Se la definizione della malattia è difficile, la disabilità è peggiore. Ci sono problemi anche nel decidere dove guardare. La disabilità si trova nella persona? O da qualche altra parte? Dove si trova il punto di demarcazione tra variazione fisica e disabilità? C’è infatti un punto limite?, Fino a poco tempo fa l’unico modello coerente per pensare alla disabilità era quello medico, in cui la disabilità è vista come una patologia nominativa: una malattia, una degenerazione, un difetto o un deficit situati in un individuo. Esattamente ciò che costituisce malattia, degenerazione, difetto o deficit qui è deciso con riferimento a una norma biomedica. È quindi utile disporre di una norma biomedica, che potrebbe spiegare perché l’idea di “disabilità” come categoria è nata parallelamente alla standardizzazione medica.

…,l’esperienza personale di disabilità non è sempre prevedibile, e può essere molto diverso dall’esperienza di malattia

Aumentare l’insoddisfazione per i limiti di un puro punto di vista medico per comprendere l’intera esperienza della disabilità, ha generato diverse alternative sulla base di un modello sociale (Oliver, 1996; Shakespeare & Watson, 2002)., La critica fondamentale del modello sociale al modello medico è che individua erroneamente “il problema” della disabilità nei vincoli biologici, considerandolo solo dal punto di vista dell’individuo e trascurando i quadri sociali e sistemici che contribuiscono ad esso. Il modello sociale distingue tra compromissione (il substrato biologico, come l’udito alterato) e l’esperienza dei disabili., In questa visione la presenza di problemi di udito è una cosa, mentre l’assenza di sottotitoli in TV è un’altra, ed è il rifiuto della società di fare le sistemazioni necessarie che è il vero luogo della disabilità. Un modello sociale non ignora la biologia, ma sostiene che i fattori sociali, economici e ambientali sono almeno altrettanto importanti nella produzione di disabilità.

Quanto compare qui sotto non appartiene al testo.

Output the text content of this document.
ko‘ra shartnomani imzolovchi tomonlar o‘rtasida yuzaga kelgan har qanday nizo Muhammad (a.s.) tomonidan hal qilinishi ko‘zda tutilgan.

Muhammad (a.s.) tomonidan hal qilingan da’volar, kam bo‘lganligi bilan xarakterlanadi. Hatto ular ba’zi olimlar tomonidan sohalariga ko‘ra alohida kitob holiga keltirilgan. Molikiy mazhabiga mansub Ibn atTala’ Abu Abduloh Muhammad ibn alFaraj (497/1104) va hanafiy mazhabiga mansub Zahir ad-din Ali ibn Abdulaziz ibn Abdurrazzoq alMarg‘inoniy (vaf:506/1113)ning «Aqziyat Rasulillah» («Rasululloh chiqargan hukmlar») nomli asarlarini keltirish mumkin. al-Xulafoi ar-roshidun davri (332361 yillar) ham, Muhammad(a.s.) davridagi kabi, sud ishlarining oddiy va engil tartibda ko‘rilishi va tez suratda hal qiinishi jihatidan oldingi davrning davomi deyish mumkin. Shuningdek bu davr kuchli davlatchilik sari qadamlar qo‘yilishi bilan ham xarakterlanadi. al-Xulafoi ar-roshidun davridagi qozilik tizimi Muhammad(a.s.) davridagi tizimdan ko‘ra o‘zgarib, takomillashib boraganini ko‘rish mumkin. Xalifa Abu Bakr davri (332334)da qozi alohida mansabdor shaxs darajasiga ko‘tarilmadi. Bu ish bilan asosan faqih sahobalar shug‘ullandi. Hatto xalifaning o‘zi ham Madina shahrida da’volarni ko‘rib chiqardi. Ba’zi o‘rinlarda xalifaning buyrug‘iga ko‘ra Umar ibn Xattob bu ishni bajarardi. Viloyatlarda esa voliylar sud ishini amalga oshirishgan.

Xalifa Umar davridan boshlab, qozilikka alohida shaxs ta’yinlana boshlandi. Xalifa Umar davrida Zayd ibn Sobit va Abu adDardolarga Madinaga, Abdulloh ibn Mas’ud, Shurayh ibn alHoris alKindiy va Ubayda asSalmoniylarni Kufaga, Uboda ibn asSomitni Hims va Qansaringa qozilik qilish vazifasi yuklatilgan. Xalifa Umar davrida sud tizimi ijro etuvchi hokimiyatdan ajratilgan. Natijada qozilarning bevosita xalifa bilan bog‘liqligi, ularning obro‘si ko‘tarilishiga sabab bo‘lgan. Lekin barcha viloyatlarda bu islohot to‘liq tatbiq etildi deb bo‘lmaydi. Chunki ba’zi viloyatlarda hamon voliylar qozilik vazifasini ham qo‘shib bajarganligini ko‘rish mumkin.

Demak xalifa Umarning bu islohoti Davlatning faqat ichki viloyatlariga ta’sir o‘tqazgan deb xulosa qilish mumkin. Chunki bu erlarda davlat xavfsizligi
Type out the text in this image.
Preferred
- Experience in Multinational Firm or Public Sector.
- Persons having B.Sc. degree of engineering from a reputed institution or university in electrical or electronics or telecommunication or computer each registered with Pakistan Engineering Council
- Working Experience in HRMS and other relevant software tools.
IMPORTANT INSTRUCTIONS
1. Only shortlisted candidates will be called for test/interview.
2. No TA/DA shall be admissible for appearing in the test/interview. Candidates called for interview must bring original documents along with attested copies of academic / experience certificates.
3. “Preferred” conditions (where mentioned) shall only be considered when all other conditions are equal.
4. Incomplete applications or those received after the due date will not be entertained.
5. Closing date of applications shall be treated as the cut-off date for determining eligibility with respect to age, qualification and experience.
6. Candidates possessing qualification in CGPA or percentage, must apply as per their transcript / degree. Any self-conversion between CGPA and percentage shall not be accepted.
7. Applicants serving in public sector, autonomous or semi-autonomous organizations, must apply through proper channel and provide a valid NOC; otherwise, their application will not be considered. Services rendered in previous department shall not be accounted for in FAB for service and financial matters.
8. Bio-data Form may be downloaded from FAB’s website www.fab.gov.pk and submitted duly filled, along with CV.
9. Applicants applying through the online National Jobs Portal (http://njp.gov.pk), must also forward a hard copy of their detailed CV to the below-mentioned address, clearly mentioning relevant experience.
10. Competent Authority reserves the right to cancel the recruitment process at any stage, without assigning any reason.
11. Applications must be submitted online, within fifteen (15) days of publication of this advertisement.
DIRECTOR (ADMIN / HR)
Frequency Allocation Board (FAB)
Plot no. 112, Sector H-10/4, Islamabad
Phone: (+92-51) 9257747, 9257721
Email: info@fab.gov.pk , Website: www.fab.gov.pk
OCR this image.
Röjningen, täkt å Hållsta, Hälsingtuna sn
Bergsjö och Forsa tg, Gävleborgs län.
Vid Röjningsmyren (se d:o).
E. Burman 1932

…,il potere contemporaneo della biomedicina significa che non può più adottare idee ambientali su malattia e disabilità senza incorrere in difficili aree di ambiguità e, potenzialmente, difficoltà etiche

Inoltre, l’esperienza personale della disabilità non è sempre prevedibile e può essere molto diversa dall’esperienza della malattia. La maggior parte dei modelli sociologici di malattia acuta e cronica la vedono come una rottura di un’identità personale in corso (Bury, 1982)., In parte ciò è stato confermato da uno studio che ho condotto insieme a Christoph Rehmannsutter e Christine Rippberger in Svizzera tra il 1998 e il 2001, in cui abbiamo confrontato gli atteggiamenti dei potenziali fornitori e potenziali consumatori della futura terapia genica somatica (Scully et al, 2004). Le persone con sclerosi multipla hanno chiaramente identificato la loro malattia come un’interruzione, “qualcosa che mi è successo.”Molte forme di disabilità sono anche vissute come interruzioni, specialmente quelle che si verificano nel corso della vita di una persona a causa dell’invecchiamento, del trauma o della malattia.,

Ma la nostra e altre ricerche hanno dimostrato che una menomazione, specialmente una congenita o genetica, ed è stabile piuttosto che progressiva, può anche formare una parte importante dell’identità di una persona. Nel nostro studio, alcune persone con disabilità come la sordità genetica o l’acondroplasia hanno fatto affermazioni come: “Se mi togli questi elementi, non sarei X, non sarei più quella persona.”Sorprendentemente, anche se la maggior parte dei partecipanti ha dato il loro gruppo etnico come svizzero, più di un partecipante sordo ha scelto “Cultura sorda”., Individuare la loro identificazione primaria con altre persone con disabilità, anche al di sopra della loro nazionalità, dimostra la sua importanza per il loro senso di identità.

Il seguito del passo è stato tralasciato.